Media stories tend to frame the issues in binary terms: Airbnb versus hotels, or Uber versus rapacious taxi regulators. The reality, as Slee writes, is more complex. Airbnb's impact on hotels is negligible, but the effect on communities is not. We have eBay and yet still have yard (UK: boot) sales. But in my small area of London, the council has designated five parking spots for Zipcars. To my knowledge one of those spots has enabled three people to sell their cars, a net gain of two parking spots on a tiny street and somewhat less driving overall. But what are the chances that the council will allocate further spaces for competing car clubs or cooperatives? This small amount of road has been effectively privatised, along with a tiny piece of the municipal transport infrastructure. The exchange of money, Slee writes, crowds out community motives.

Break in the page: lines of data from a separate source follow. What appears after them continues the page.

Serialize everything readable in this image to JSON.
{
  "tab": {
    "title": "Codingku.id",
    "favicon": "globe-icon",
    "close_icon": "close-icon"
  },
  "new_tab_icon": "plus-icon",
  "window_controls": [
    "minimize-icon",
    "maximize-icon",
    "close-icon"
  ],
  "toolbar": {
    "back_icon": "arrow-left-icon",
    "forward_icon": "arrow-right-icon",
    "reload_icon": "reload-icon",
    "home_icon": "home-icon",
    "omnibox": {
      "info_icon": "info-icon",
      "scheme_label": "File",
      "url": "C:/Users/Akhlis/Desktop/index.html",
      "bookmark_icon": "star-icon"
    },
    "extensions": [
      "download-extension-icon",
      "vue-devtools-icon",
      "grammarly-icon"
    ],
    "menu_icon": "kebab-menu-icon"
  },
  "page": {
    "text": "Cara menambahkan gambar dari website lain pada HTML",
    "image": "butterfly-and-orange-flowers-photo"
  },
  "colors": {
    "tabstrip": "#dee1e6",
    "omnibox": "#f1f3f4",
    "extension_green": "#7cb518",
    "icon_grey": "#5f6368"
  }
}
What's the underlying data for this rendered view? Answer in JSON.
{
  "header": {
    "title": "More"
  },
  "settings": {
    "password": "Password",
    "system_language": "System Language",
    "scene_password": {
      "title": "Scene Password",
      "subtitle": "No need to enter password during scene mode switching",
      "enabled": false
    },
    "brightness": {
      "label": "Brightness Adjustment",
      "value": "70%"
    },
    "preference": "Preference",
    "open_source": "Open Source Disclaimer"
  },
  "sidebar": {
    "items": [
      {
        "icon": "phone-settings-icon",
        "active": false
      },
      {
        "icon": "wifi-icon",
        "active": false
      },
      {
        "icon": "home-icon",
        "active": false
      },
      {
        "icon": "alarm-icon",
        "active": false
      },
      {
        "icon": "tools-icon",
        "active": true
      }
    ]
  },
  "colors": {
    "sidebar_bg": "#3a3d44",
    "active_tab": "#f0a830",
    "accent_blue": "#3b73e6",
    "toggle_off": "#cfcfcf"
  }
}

The pattern of communitarian sell-outs to large companies has filled internet history: Goodreads, Abe Books, and the Internet Movie Database all belong now to Amazon; Gracenote began as an open-source project to compile CD metadata and sold out to Sony (and now belongs to Tribune Media). Slee quotes Hugh Sinclair, who finds the same pattern in microfinance, which morphed from peer-to-peer lending into a market-driven industry that looks little different from the loan sharks it replaced. Slee writes: "Taking a charity and turning it into a bank is, as Sinclair says, a great way to build assets and then capitalize on them."

Intimacy scaled up, Slee writes, is no longer intimacy. Instead of casting these issues around employment or even, as Slee quotes Tim O'Reilly as saying, an economic shift led by software and connectedness, we should be viewing them through the lens of power, money and influence. As these companies bypass regulations, they become attractive to the entrenched businesses they seek to replace -- and become a vector for those companies to do so, too. Why should Uber get to classify its drivers as independent contractors when Fedex is stuck with employees? The "sharing economy", Slee concludes, is not a fix for social problems.